In my last blog, I provided an overview of Canada’s economy and demographics. In this blog, I will outline the importance of trade to Canada, and the United States, and then touch on some of the key variables that facilitate the trading process.
Canada has been a major trading nation for many years. Well before NAFTA was signed in 1994, Canada and the United States were major trading partners. As pointed out in the last blog, Canada possesses many raw materials that are in high demand throughout the world. With such a small population, Canada is not able to consume many of the raw materials that it produces. As a result, 58% of Canada’s exports consist of pulp and paper products, energy supplies (i.e. oil, coal and gas), minerals, food products, fish, seafood and fertilizers.

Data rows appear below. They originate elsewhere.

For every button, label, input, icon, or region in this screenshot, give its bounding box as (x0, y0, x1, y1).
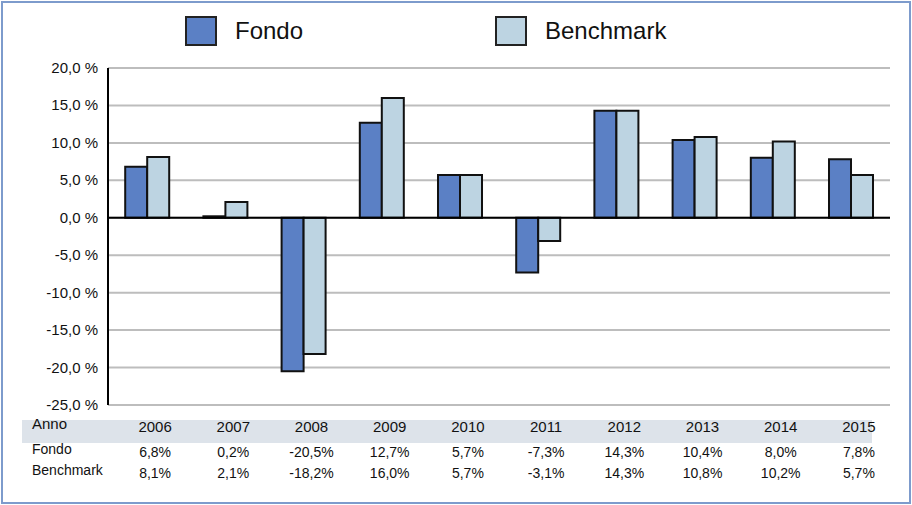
svg-text:6,8%: 6,8% (139, 444, 171, 460)
svg-text:2,1%: 2,1% (217, 465, 249, 481)
svg-text:2013: 2013 (686, 418, 719, 435)
svg-text:2012: 2012 (608, 418, 641, 435)
svg-text:5,0 %: 5,0 % (60, 171, 98, 188)
svg-text:5,7%: 5,7% (452, 444, 484, 460)
svg-text:7,8%: 7,8% (843, 444, 875, 460)
svg-text:2007: 2007 (217, 418, 250, 435)
svg-text:12,7%: 12,7% (370, 444, 410, 460)
html-text:Anno: Anno (32, 415, 67, 432)
svg-text:2014: 2014 (764, 418, 797, 435)
html-text:Fondo: Fondo (235, 17, 304, 44)
svg-text:-10,0 %: -10,0 % (46, 284, 98, 301)
html-text:Benchmark: Benchmark (32, 462, 103, 478)
svg-text:-15,0 %: -15,0 % (46, 321, 98, 338)
svg-text:-20,0 %: -20,0 % (46, 359, 98, 376)
svg-text:10,4%: 10,4% (683, 444, 723, 460)
svg-text:10,8%: 10,8% (683, 465, 723, 481)
svg-text:14,3%: 14,3% (604, 465, 644, 481)
svg-text:0,0 %: 0,0 % (60, 209, 98, 226)
svg-text:-7,3%: -7,3% (528, 444, 565, 460)
svg-text:8,0%: 8,0% (765, 444, 797, 460)
svg-text:5,7%: 5,7% (843, 465, 875, 481)
svg-text:10,0 %: 10,0 % (51, 134, 98, 151)
svg-text:10,2%: 10,2% (761, 465, 801, 481)
svg-text:16,0%: 16,0% (370, 465, 410, 481)
svg-text:0,2%: 0,2% (217, 444, 249, 460)
svg-text:2009: 2009 (373, 418, 406, 435)
svg-text:5,7%: 5,7% (452, 465, 484, 481)
svg-text:14,3%: 14,3% (604, 444, 644, 460)
svg-text:15,0 %: 15,0 % (51, 96, 98, 113)
svg-text:-18,2%: -18,2% (289, 465, 333, 481)
svg-text:2011: 2011 (530, 418, 562, 435)
svg-text:2015: 2015 (842, 418, 875, 435)
svg-text:-20,5%: -20,5% (289, 444, 333, 460)
svg-text:-5,0 %: -5,0 % (55, 246, 98, 263)
html-text:Benchmark: Benchmark (545, 17, 667, 44)
svg-text:2006: 2006 (138, 418, 171, 435)
svg-text:-25,0 %: -25,0 % (46, 396, 98, 413)
svg-text:8,1%: 8,1% (139, 465, 171, 481)
svg-text:2008: 2008 (295, 418, 328, 435)
svg-text:20,0 %: 20,0 % (51, 59, 98, 76)
html-text:Fondo: Fondo (32, 441, 72, 457)
svg-text:2010: 2010 (451, 418, 484, 435)
svg-text:-3,1%: -3,1% (528, 465, 565, 481)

By contrast, 38% of Canada’s exports are manufactured goods, primarily machinery, automotive parts, aerospace and aviation products, equipment, chemicals, plastics and information technology. Ontario and Quebec contain the largest centers for manufactured goods. Western Canada is a key producer of coal, grain, oil, natural gas and potash.
Canada – U.S. Trade
NAFTA has just entered its 23rd year. It was designed to expedite the trading process between Canada, the United States and Mexico. There are $750 billion in goods and services traded annually between Canada and the U.S. Exports represent 30% of Canada’s GDP. The United States is Canada’s largest trading partner; it receives 73% of Canada’s exports and 63% of its imports. Canada receives 23% of U.S. exports and 17% of its imports. Canada is largest export market for 35 of the 50 US states.